# Good Old Fashioned Records vs Compact Discs (CDs)



## SeaBreeze (Apr 21, 2014)

This article explains that although many of us have fond memories of listening to our vinyl records, the sound quality is so much better on today's CDs....http://www.vox.com/2014/4/19/5626058/vinyls-great-but-its-not-better-than-cds


----------



## Pappy (Apr 21, 2014)

I use to call some of my records Rice Krispies. You know, snap, crackle and pop.


----------



## Justme (Apr 21, 2014)

CDs have a much better sound quality than the vinyl records.


----------



## That Guy (Apr 21, 2014)

I can appreciate the technological discussions on recorded music and reproduction but always say I haven't the hearing of a dog so it just doesn't matter much...


----------



## nan (Apr 21, 2014)

We have at least 100 of the vinyl albums that have only ever been played once,and then put on tape,but now the tapes are obsolete,we also have a couple of the old 78 bakealite records.


----------



## rt3 (Apr 22, 2014)

nan your vinyl albums are worth a great deal, there is a cult of old vinyl fans out there who would love your collection, check out ebay and the web for retail sellers, and buyers. Let me know if you wish to sell your collection. I am in touch with several buyers who, I'm sure would take your collection. 

the quality of music reproduction by CD is not better. It starts with how the microphones and sound engineers set up the basic recording. When digital came on the scene, it gave the sound engineers music loops from synthetic (Moog) sources, especially in the drum and bass area where 80% of the sound energy occupies.  If you cannot tell the difference between a drummer in the material you are listening to is human or a sound loop it probably doesn't make any difference to you. Currently repressing are being made on heavier vinyl of older recordings from the original soundtracks which were made on old AMPEX 2 channel magnetic recordings in both AM and FM. These were done before Dolby compression was invented and have a very different "flavor" than later techniques. Also when recorded and played back there is a considerable difference in the ringing caused by binary compression in the digital and analog filters used in the conversion. This causes an edgy sound from the digital sources and make some people uncomfortable. This is caused by the odd harmonics in the sound source, which is absent in the analog versions especially when replayed on amps and preamps using tubes or non linear transistors.

the public has been sold a bill of goods, mainly because the kakka they call music nowdays lets them get away with it. also the surround systems they use for movie playback only needs the sound separation of a plane going over head, and the voice reproduction of humans in the center stage which fills up 90% of the material content.

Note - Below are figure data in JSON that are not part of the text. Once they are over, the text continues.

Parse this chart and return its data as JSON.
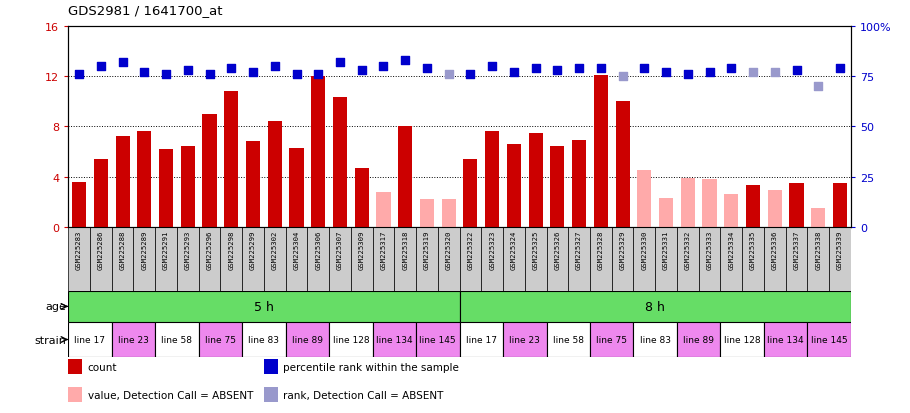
{
  "title": "GDS2981 / 1641700_at",
  "samples": [
    "GSM225283",
    "GSM225286",
    "GSM225288",
    "GSM225289",
    "GSM225291",
    "GSM225293",
    "GSM225296",
    "GSM225298",
    "GSM225299",
    "GSM225302",
    "GSM225304",
    "GSM225306",
    "GSM225307",
    "GSM225309",
    "GSM225317",
    "GSM225318",
    "GSM225319",
    "GSM225320",
    "GSM225322",
    "GSM225323",
    "GSM225324",
    "GSM225325",
    "GSM225326",
    "GSM225327",
    "GSM225328",
    "GSM225329",
    "GSM225330",
    "GSM225331",
    "GSM225332",
    "GSM225333",
    "GSM225334",
    "GSM225335",
    "GSM225336",
    "GSM225337",
    "GSM225338",
    "GSM225339"
  ],
  "count_values": [
    3.6,
    5.4,
    7.2,
    7.6,
    6.2,
    6.4,
    9.0,
    10.8,
    6.8,
    8.4,
    6.3,
    12.0,
    10.3,
    4.7,
    null,
    8.0,
    null,
    null,
    5.4,
    7.6,
    6.6,
    7.5,
    6.4,
    6.9,
    12.1,
    10.0,
    null,
    null,
    null,
    null,
    null,
    3.3,
    null,
    3.5,
    null,
    3.5
  ],
  "count_absent": [
    null,
    null,
    null,
    null,
    null,
    null,
    null,
    null,
    null,
    null,
    null,
    null,
    null,
    null,
    2.8,
    null,
    2.2,
    2.2,
    null,
    null,
    null,
    null,
    null,
    null,
    null,
    null,
    4.5,
    2.3,
    3.9,
    3.8,
    2.6,
    null,
    2.9,
    null,
    1.5,
    null
  ],
  "rank_values": [
    76,
    80,
    82,
    77,
    76,
    78,
    76,
    79,
    77,
    80,
    76,
    76,
    82,
    78,
    80,
    83,
    79,
    null,
    76,
    80,
    77,
    79,
    78,
    79,
    79,
    null,
    79,
    77,
    76,
    77,
    79,
    null,
    null,
    78,
    null,
    79
  ],
  "rank_absent": [
    null,
    null,
    null,
    null,
    null,
    null,
    null,
    null,
    null,
    null,
    null,
    null,
    null,
    null,
    null,
    null,
    null,
    76,
    null,
    null,
    null,
    null,
    null,
    null,
    null,
    75,
    null,
    null,
    null,
    null,
    null,
    77,
    77,
    null,
    70,
    null
  ],
  "age_groups": [
    {
      "label": "5 h",
      "start": 0,
      "end": 18
    },
    {
      "label": "8 h",
      "start": 18,
      "end": 36
    }
  ],
  "strain_groups": [
    {
      "label": "line 17",
      "start": 0,
      "end": 2,
      "color": "#FFFFFF"
    },
    {
      "label": "line 23",
      "start": 2,
      "end": 4,
      "color": "#EE88EE"
    },
    {
      "label": "line 58",
      "start": 4,
      "end": 6,
      "color": "#FFFFFF"
    },
    {
      "label": "line 75",
      "start": 6,
      "end": 8,
      "color": "#EE88EE"
    },
    {
      "label": "line 83",
      "start": 8,
      "end": 10,
      "color": "#FFFFFF"
    },
    {
      "label": "line 89",
      "start": 10,
      "end": 12,
      "color": "#EE88EE"
    },
    {
      "label": "line 128",
      "start": 12,
      "end": 14,
      "color": "#FFFFFF"
    },
    {
      "label": "line 134",
      "start": 14,
      "end": 16,
      "color": "#EE88EE"
    },
    {
      "label": "line 145",
      "start": 16,
      "end": 18,
      "color": "#EE88EE"
    },
    {
      "label": "line 17",
      "start": 18,
      "end": 20,
      "color": "#FFFFFF"
    },
    {
      "label": "line 23",
      "start": 20,
      "end": 22,
      "color": "#EE88EE"
    },
    {
      "label": "line 58",
      "start": 22,
      "end": 24,
      "color": "#FFFFFF"
    },
    {
      "label": "line 75",
      "start": 24,
      "end": 26,
      "color": "#EE88EE"
    },
    {
      "label": "line 83",
      "start": 26,
      "end": 28,
      "color": "#FFFFFF"
    },
    {
      "label": "line 89",
      "start": 28,
      "end": 30,
      "color": "#EE88EE"
    },
    {
      "label": "line 128",
      "start": 30,
      "end": 32,
      "color": "#FFFFFF"
    },
    {
      "label": "line 134",
      "start": 32,
      "end": 34,
      "color": "#EE88EE"
    },
    {
      "label": "line 145",
      "start": 34,
      "end": 36,
      "color": "#EE88EE"
    }
  ],
  "ylim_left": [
    0,
    16
  ],
  "ylim_right": [
    0,
    100
  ],
  "bar_color_present": "#CC0000",
  "bar_color_absent": "#FFAAAA",
  "rank_color_present": "#0000CC",
  "rank_color_absent": "#9999CC",
  "age_color": "#66DD66",
  "bg_color": "#FFFFFF",
  "tick_color_left": "#CC0000",
  "tick_color_right": "#0000CC",
  "label_box_color": "#CCCCCC"
}
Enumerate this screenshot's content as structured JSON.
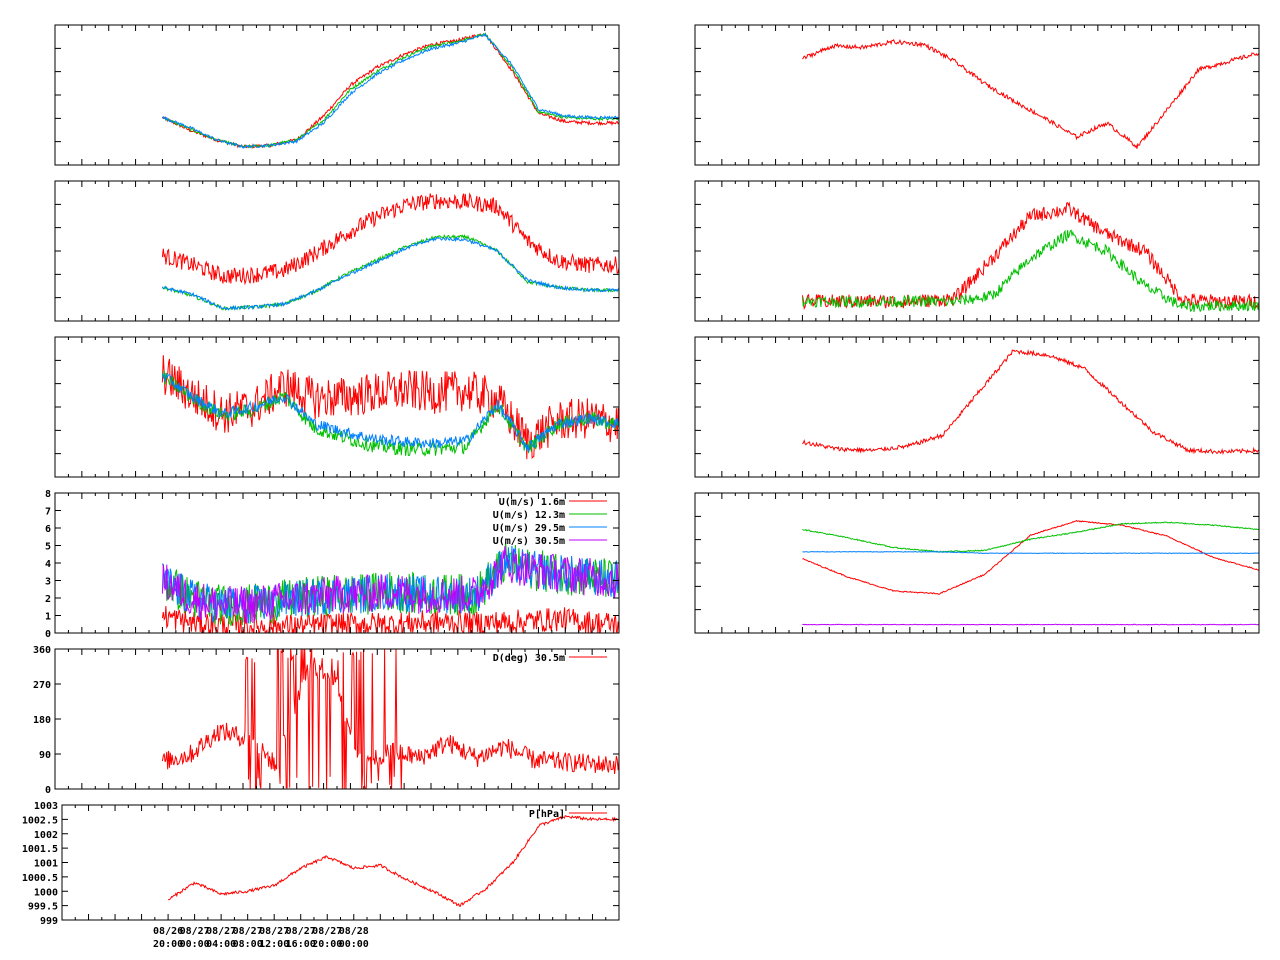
{
  "chart_data": [
    {
      "id": "p1",
      "type": "line",
      "x_range_hours": [
        0,
        84
      ],
      "ylim": [
        0,
        1
      ],
      "y_ticks": [],
      "show_y_labels": false,
      "show_x_labels": false,
      "series": [
        {
          "color": "#ff0000",
          "start": 16,
          "end": 84,
          "noise": 0.012,
          "values": [
            0.34,
            0.25,
            0.18,
            0.13,
            0.14,
            0.18,
            0.35,
            0.57,
            0.7,
            0.79,
            0.86,
            0.89,
            0.94,
            0.68,
            0.37,
            0.31,
            0.3,
            0.3
          ]
        },
        {
          "color": "#00c000",
          "start": 16,
          "end": 84,
          "noise": 0.01,
          "values": [
            0.34,
            0.26,
            0.18,
            0.13,
            0.14,
            0.18,
            0.32,
            0.54,
            0.67,
            0.77,
            0.85,
            0.88,
            0.94,
            0.7,
            0.38,
            0.34,
            0.33,
            0.33
          ]
        },
        {
          "color": "#0080ff",
          "start": 16,
          "end": 84,
          "noise": 0.01,
          "values": [
            0.34,
            0.27,
            0.18,
            0.13,
            0.14,
            0.17,
            0.3,
            0.51,
            0.65,
            0.75,
            0.83,
            0.87,
            0.93,
            0.72,
            0.4,
            0.35,
            0.34,
            0.34
          ]
        }
      ]
    },
    {
      "id": "p2",
      "type": "line",
      "x_range_hours": [
        0,
        84
      ],
      "ylim": [
        0,
        1
      ],
      "y_ticks": [],
      "show_y_labels": false,
      "show_x_labels": false,
      "series": [
        {
          "color": "#ff0000",
          "start": 16,
          "end": 84,
          "noise": 0.06,
          "values": [
            0.47,
            0.4,
            0.32,
            0.33,
            0.36,
            0.48,
            0.62,
            0.74,
            0.83,
            0.86,
            0.85,
            0.82,
            0.57,
            0.43,
            0.4,
            0.4
          ]
        },
        {
          "color": "#00c000",
          "start": 16,
          "end": 84,
          "noise": 0.012,
          "values": [
            0.24,
            0.18,
            0.09,
            0.1,
            0.12,
            0.21,
            0.33,
            0.43,
            0.53,
            0.6,
            0.6,
            0.5,
            0.28,
            0.24,
            0.22,
            0.22
          ]
        },
        {
          "color": "#0080ff",
          "start": 16,
          "end": 84,
          "noise": 0.012,
          "values": [
            0.24,
            0.19,
            0.09,
            0.1,
            0.12,
            0.21,
            0.32,
            0.42,
            0.52,
            0.59,
            0.58,
            0.5,
            0.29,
            0.24,
            0.22,
            0.22
          ]
        }
      ]
    },
    {
      "id": "p3",
      "type": "line",
      "x_range_hours": [
        0,
        84
      ],
      "ylim": [
        0,
        1
      ],
      "y_ticks": [],
      "show_y_labels": false,
      "show_x_labels": false,
      "series": [
        {
          "color": "#ff0000",
          "start": 16,
          "end": 84,
          "noise": 0.15,
          "values": [
            0.74,
            0.58,
            0.45,
            0.5,
            0.65,
            0.56,
            0.57,
            0.6,
            0.62,
            0.6,
            0.62,
            0.55,
            0.25,
            0.4,
            0.42,
            0.38
          ]
        },
        {
          "color": "#00c000",
          "start": 16,
          "end": 84,
          "noise": 0.05,
          "values": [
            0.72,
            0.56,
            0.44,
            0.48,
            0.58,
            0.35,
            0.28,
            0.22,
            0.2,
            0.2,
            0.22,
            0.52,
            0.2,
            0.38,
            0.42,
            0.37
          ]
        },
        {
          "color": "#0080ff",
          "start": 16,
          "end": 84,
          "noise": 0.04,
          "values": [
            0.73,
            0.57,
            0.45,
            0.5,
            0.58,
            0.38,
            0.32,
            0.27,
            0.25,
            0.24,
            0.26,
            0.52,
            0.21,
            0.38,
            0.42,
            0.38
          ]
        }
      ]
    },
    {
      "id": "p4",
      "type": "line",
      "x_range_hours": [
        0,
        84
      ],
      "ylim": [
        0,
        8
      ],
      "y_ticks": [
        0,
        1,
        2,
        3,
        4,
        5,
        6,
        7,
        8
      ],
      "show_y_labels": true,
      "show_x_labels": false,
      "series": [
        {
          "name": "U(m/s)  1.6m",
          "color": "#ff0000",
          "start": 16,
          "end": 84,
          "noise": 0.7,
          "values": [
            1.0,
            0.6,
            0.5,
            0.4,
            0.4,
            0.4,
            0.5,
            0.5,
            0.5,
            0.6,
            0.6,
            0.6,
            0.6,
            0.7,
            0.8,
            0.6,
            0.5
          ]
        },
        {
          "name": "U(m/s) 12.3m",
          "color": "#00c000",
          "start": 16,
          "end": 84,
          "noise": 1.2,
          "values": [
            3.0,
            2.0,
            1.6,
            1.6,
            1.8,
            2.0,
            2.2,
            2.2,
            2.4,
            2.2,
            2.2,
            2.2,
            4.0,
            3.6,
            3.4,
            3.2,
            3.0
          ]
        },
        {
          "name": "U(m/s) 29.5m",
          "color": "#0080ff",
          "start": 16,
          "end": 84,
          "noise": 1.1,
          "values": [
            3.0,
            2.0,
            1.6,
            1.6,
            1.8,
            2.0,
            2.2,
            2.2,
            2.4,
            2.2,
            2.2,
            2.2,
            4.0,
            3.6,
            3.4,
            3.2,
            3.0
          ]
        },
        {
          "name": "U(m/s) 30.5m",
          "color": "#c000ff",
          "start": 16,
          "end": 84,
          "noise": 1.1,
          "values": [
            3.0,
            2.0,
            1.6,
            1.6,
            1.8,
            2.0,
            2.2,
            2.2,
            2.4,
            2.2,
            2.2,
            2.2,
            4.0,
            3.6,
            3.4,
            3.2,
            3.0
          ]
        }
      ]
    },
    {
      "id": "p5",
      "type": "line",
      "x_range_hours": [
        0,
        84
      ],
      "ylim": [
        0,
        360
      ],
      "y_ticks": [
        0,
        90,
        180,
        270,
        360
      ],
      "show_y_labels": true,
      "show_x_labels": false,
      "series": [
        {
          "name": "D(deg)  30.5m",
          "color": "#ff0000",
          "start": 16,
          "end": 84,
          "noise": 25,
          "spikes": [
            [
              28,
              52
            ]
          ],
          "values": [
            70,
            90,
            150,
            130,
            60,
            300,
            290,
            60,
            100,
            80,
            120,
            80,
            110,
            75,
            70,
            65,
            62
          ]
        }
      ]
    },
    {
      "id": "p6",
      "type": "line",
      "x_range_hours": [
        0,
        84
      ],
      "ylim": [
        999,
        1003
      ],
      "y_ticks": [
        999,
        999.5,
        1000,
        1000.5,
        1001,
        1001.5,
        1002,
        1002.5,
        1003
      ],
      "show_y_labels": true,
      "show_x_labels": true,
      "x_tick_labels": [
        [
          "08/26",
          "20:00"
        ],
        [
          "08/27",
          "00:00"
        ],
        [
          "08/27",
          "04:00"
        ],
        [
          "08/27",
          "08:00"
        ],
        [
          "08/27",
          "12:00"
        ],
        [
          "08/27",
          "16:00"
        ],
        [
          "08/27",
          "20:00"
        ],
        [
          "08/28",
          "00:00"
        ]
      ],
      "series": [
        {
          "name": "P[hPa]",
          "color": "#ff0000",
          "start": 16,
          "end": 84,
          "noise": 0.05,
          "values": [
            999.7,
            1000.3,
            999.9,
            1000.0,
            1000.2,
            1000.8,
            1001.2,
            1000.8,
            1000.9,
            1000.4,
            1000.0,
            999.5,
            1000.1,
            1001.0,
            1002.3,
            1002.6,
            1002.5,
            1002.5
          ]
        }
      ]
    },
    {
      "id": "q1",
      "type": "line",
      "x_range_hours": [
        0,
        84
      ],
      "ylim": [
        0,
        1
      ],
      "y_ticks": [],
      "show_y_labels": false,
      "show_x_labels": false,
      "series": [
        {
          "color": "#ff0000",
          "start": 16,
          "end": 84,
          "noise": 0.015,
          "values": [
            0.76,
            0.85,
            0.84,
            0.88,
            0.86,
            0.74,
            0.58,
            0.45,
            0.33,
            0.2,
            0.3,
            0.13,
            0.4,
            0.68,
            0.74,
            0.8
          ]
        }
      ]
    },
    {
      "id": "q2",
      "type": "line",
      "x_range_hours": [
        0,
        84
      ],
      "ylim": [
        0,
        1
      ],
      "y_ticks": [],
      "show_y_labels": false,
      "show_x_labels": false,
      "series": [
        {
          "color": "#ff0000",
          "start": 16,
          "end": 84,
          "noise": 0.05,
          "values": [
            0.14,
            0.14,
            0.14,
            0.14,
            0.16,
            0.45,
            0.75,
            0.8,
            0.62,
            0.5,
            0.15,
            0.14,
            0.14
          ]
        },
        {
          "color": "#00c000",
          "start": 16,
          "end": 84,
          "noise": 0.04,
          "values": [
            0.14,
            0.14,
            0.14,
            0.14,
            0.14,
            0.18,
            0.45,
            0.62,
            0.5,
            0.25,
            0.1,
            0.11,
            0.11
          ]
        }
      ]
    },
    {
      "id": "q3",
      "type": "line",
      "x_range_hours": [
        0,
        84
      ],
      "ylim": [
        0,
        1
      ],
      "y_ticks": [],
      "show_y_labels": false,
      "show_x_labels": false,
      "series": [
        {
          "color": "#ff0000",
          "start": 16,
          "end": 84,
          "noise": 0.015,
          "values": [
            0.25,
            0.2,
            0.19,
            0.22,
            0.3,
            0.6,
            0.9,
            0.87,
            0.78,
            0.55,
            0.32,
            0.19,
            0.18,
            0.19
          ]
        }
      ]
    },
    {
      "id": "q4",
      "type": "line",
      "x_range_hours": [
        0,
        84
      ],
      "ylim": [
        0,
        1
      ],
      "y_ticks": [],
      "show_y_labels": false,
      "show_x_labels": false,
      "series": [
        {
          "color": "#ff0000",
          "start": 16,
          "end": 84,
          "noise": 0.004,
          "values": [
            0.53,
            0.4,
            0.3,
            0.28,
            0.42,
            0.7,
            0.8,
            0.77,
            0.69,
            0.54,
            0.45
          ]
        },
        {
          "color": "#00c000",
          "start": 16,
          "end": 84,
          "noise": 0.004,
          "values": [
            0.74,
            0.68,
            0.61,
            0.58,
            0.59,
            0.67,
            0.72,
            0.78,
            0.79,
            0.77,
            0.74
          ]
        },
        {
          "color": "#0080ff",
          "start": 16,
          "end": 84,
          "noise": 0.002,
          "values": [
            0.58,
            0.58,
            0.58,
            0.58,
            0.57,
            0.57,
            0.57,
            0.57,
            0.57,
            0.57,
            0.57
          ]
        },
        {
          "color": "#c000ff",
          "start": 16,
          "end": 84,
          "noise": 0.002,
          "values": [
            0.06,
            0.06,
            0.06,
            0.06,
            0.06,
            0.06,
            0.06,
            0.06,
            0.06,
            0.06,
            0.06
          ]
        }
      ]
    }
  ]
}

to hear the best difference you need a system capable of reproducing concert sound levels around 110 db with no distortion, in a fairly large living room or theatre type room.


----------



## That Guy (Apr 22, 2014)

Neil Young PONO!

http://www.ponomusic.com/#home


----------



## kcvet (May 16, 2014)

CD's are more versatile. they can also store lots of data. ran the floppy outta business for capacity. also the CDRW which can be erased and burned over. i use these to back up docs on my PC. and then came the DVD disc to burn movies on. but the CDR is what i use to burn music.


----------



## Meanderer (May 16, 2014)

That Guy said:


> I can appreciate the technological discussions on recorded music and reproduction but always say I haven't the hearing of a dog so it just doesn't matter much...


----------



## kcvet (May 16, 2014)

for me they were easier to repair than turntables


----------



## Pappy (May 17, 2014)

Im old enough to remember the old wind up 78 rpm record player my grandparents had. I had more fun playing those old Al Jolson records that grandpa had. Still have a bunch of 45s I play every so often. Now all my old country songs are on my Ipad.


----------



## SeaBreeze (May 17, 2014)

Not too old, but I thought this milk-crate stereo was interesting, maybe for Tim the Toolman Taylor, LOL...http://technabob.com/blog/2012/08/04/milk-crate-stereo-puts-the-hammers-down/


----------



## Meanderer (May 18, 2014)

*What's up with this vinyl fad?*

 " So why the vinyl fetish? Well, one attraction is the ritual.  Playing a record involves carefully, reverentially removing the record from its sleeve, placing it on the turntable and gently lowering the needle onto the spinning platter.  It's a process, more involved than sliding a small, shiny disc into a black box or pressing your index finger to an iPod.  It's a pain in the neck for the casual listener, but for the big-time music fan, it reflects a level of engagement and reverence in keeping with their devotion".

http://michaelazerrad.typepad.com/you_and_what_army/2009/11/vinyl_fetishists.html


----------